Baca juga: Menuju Transformasi Ekonomi di Indonesia Emas 2045, Menko Airlangga Ungkap Lompatan Besar Pemerintah
Menurutnya, keberpihakan semua elemen, hari ini, termasuk pemerintah, akan menentukan kematangan para generasi muda di masa depan. Berkenaan dengan itu pula lanjut Bima, Apeksi secara serius selama dua tahun terakhir menggandeng anak muda untuk berkolaborasi bersama pemimpin kota.
“Jadi keberpihakan kita hari ini menentukan kematangan mereka di masa depan, makanya di apeksi kami sudah 2 tahun ini sangat serius menggandeng anak muda berkolaborasi bersama pemimpin kota,” katanya.
“Jadi nggak asing dengan birokrasi, nggak kayak termajinalkan dengan pemerintahan. Kita siapkan kanal kepemimpinan buat mereka, jangan sampai leadership scoutingnya itu mentok di jalur itu itu lagi. Jalur partai oke, jalur birokrasi oke, tapi harus ada jalur komunitas kreatif, harus ada jalur dari anak muda yang saat ini punya kompetensi luar biasa kalau berbicara tentang hal-hal untuk 2045,” pungkas Bima.
Angkatan Perang Ke-4
Mantan Kepala Badan Intelijen Negara (BIN) Jenderal TNI (Purn) AM Hendropriyono berbicara soal negara lain di dunia, sudah dan mulai membentuk angkatan perang ke-4, yakni angkatan perang siber, di luar dari angkatan darat, laut, dan udara.
Sedangkan Indonesia saat ini belum memikirkan kondisi perang masa depan, dan masih berkutat pada keributan di dalam negeri.
Hal ini disampaikan Hendropriyono selepas menghadiri acara bincang buku Mimpi Tentang Indonesia yang ditulis Wakil Pemimpin Umum Harian Kompas/mantan Pemimpin Redaksi Harian Kompas Budiman Tanuredjo di Bentara Budaya, Palmerah, Jakarta, Selasa (25/7/2023).
“Kita kan tidak. Boro-boro kita bangun angkatan ke-4, kita sadar aja belum,” kata Hendropriyono.
Menurutnya para penguasa terkait masih belum memikirkan perang masa depan yang berupa perang psikologi dengan medan perang dunia maya dan siber.

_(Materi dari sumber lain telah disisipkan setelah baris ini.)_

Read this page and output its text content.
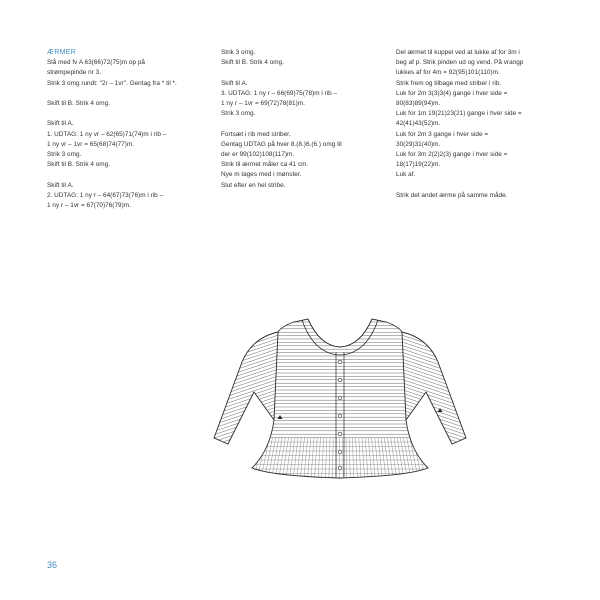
ÆRMER
Slå med fv A 63(66)72(75)m op på
strømpepinde nr 3.
Strik 3 omg rundt: "2r – 1vr". Gentag fra * til *.
Skift til B. Strik 4 omg.
Skift til A.
1. UDTAG: 1 ny vr – 62(65)71(74)m i rib –
1 ny vr – 1vr = 65(68)74(77)m.
Strik 3 omg.
Skift til B. Strik 4 omg.
Skift til A.
2. UDTAG: 1 ny r – 64(67)73(76)m i rib –
1 ny r – 1vr = 67(70)76(79)m.
Strik 3 omg.
Skift til B. Strik 4 omg.
Skift til A.
3. UDTAG: 1 ny r – 66(69)75(78)m i rib –
1 ny r – 1vr = 69(72)78(81)m.
Strik 3 omg.
Fortsæt i rib med striber.
Gentag UDTAG på hver 8.(8.)6.(6.) omg til
der er 99(102)108(117)m.
Strik til ærmet måler ca 41 cm.
Nye m tages med i mønster.
Slut efter en hel stribe.
Del ærmet til kuppel ved at lukke af for 3m i
beg af p. Strik pinden ud og vend. På vrangp
lukkes af for 4m = 92(95)101(110)m.
Strik frem og tilbage med striber i rib.
Luk for 2m 3(3)3(4) gange i hver side =
80(83)89(94)m.
Luk for 1m 19(21)23(21) gange i hver side =
42(41)43(52)m.
Luk for 2m 3 gange i hver side =
30(29)31(40)m.
Luk for 3m 2(2)2(3) gange i hver side =
18(17)19(22)m.
Luk af.
Strik det andet ærme på samme måde.
36
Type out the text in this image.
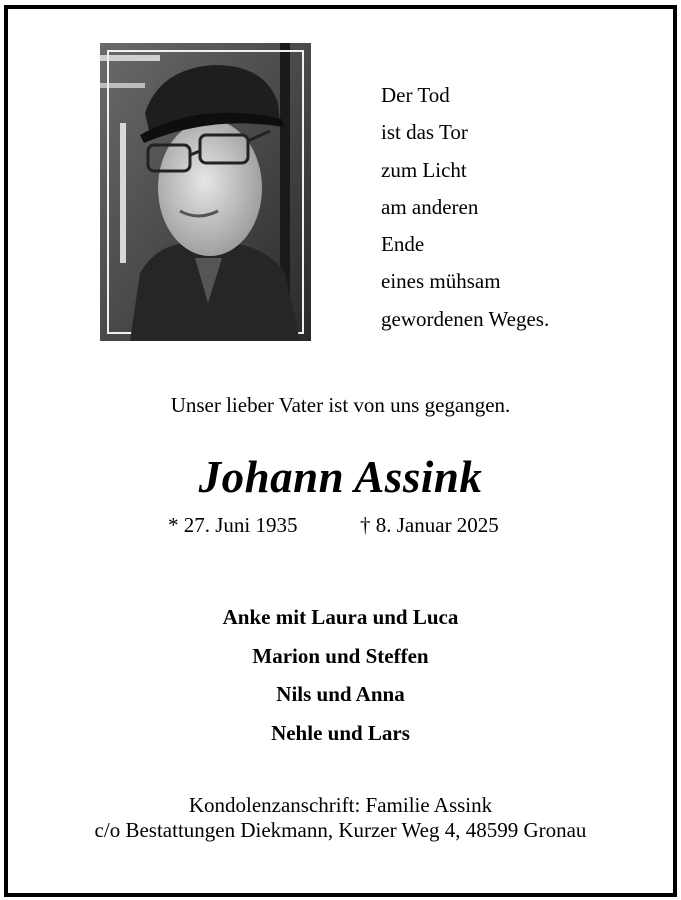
Der Tod
ist das Tor
zum Licht
am anderen
Ende
eines mühsam
gewordenen Weges.
Unser lieber Vater ist von uns gegangen.
Johann Assink
* 27. Juni 1935	† 8. Januar 2025
Anke mit Laura und Luca
Marion und Steffen
Nils und Anna
Nehle und Lars
Kondolenzanschrift: Familie Assink
c/o Bestattungen Diekmann, Kurzer Weg 4, 48599 Gronau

Namun jika masyarakat Indonesia sadar, maka pemikiran tersebut bisa menggugah para legislatif dan eksekutif untuk membicarakan hal serupa.
“Saya pikir, ini mungkin belum jadi pemikiran untuk para penguasa terkait. Tapi kalau masyarakat sadar, ini akan membawa pemikiran untuk menggugah saudara di DPR dan juga eksekutif untuk bicara soal ini,” ungkapnya.
Hendropriyono mengungkap sejumlah negara sudah membangun angkatan perang ke-4, selain angkatan udara, darat dan laut. Angkatan perang ke-4 itu adalah angkatan siber yang punya kepala staf-nya sendiri sebagaimana angkatan perang yang sudah ada.
Ia mengatakan perang psikologi atau psychological warfare dengan medan serangan di dunia maya dan siber, tidak bisa ditangani hanya oleh Badan Siber dan Sandi Negara (BSSN) atau Badan Intelijen Nasional (BIN).
Angkatan perang ke-4 yang sudah dibentuk oleh sejumlah negara tersebut punya struktur berbeda dengan badan yang kini dimiliki oleh Indonesia. Bedanya, angkatan perang ke-4 punya sifat komando, sedangkan organisasi yang dimiliki Indonesia soal penanganan perang siber hanya organisasi staf.
Angkatan perang siber kata Hendropriyono, dikhususkan untuk perang dan diisi 90 persen sipil yakni para hacker atau peretas terpilih. Sedangkan badan intelijen di Indonesia umumnya justru mengurusi aspek lain seperti ekonomi politik.
Sebelumnya, Hendropriyono pun mengatakan Indonesia sepatutnya sadar bahwa era sekarang sudah berubah, dan tak boleh disikapi secara diam. Apalagi perkembangan teknologi kecerdasan buatan atau artificial intelligence kian menyulitkan membedakan mana hoaks dan mana yang benar.
“Kita harus sadar bahwa kita ini berada di era yang seperti ini, dan kita tidak bisa diam saja. Tiba - tiba kita diserang kita tidak bisa berbuat apa-apa, jangan kan bertahan, kita nggak bisa menyerang balas,” kata Hendropriyono.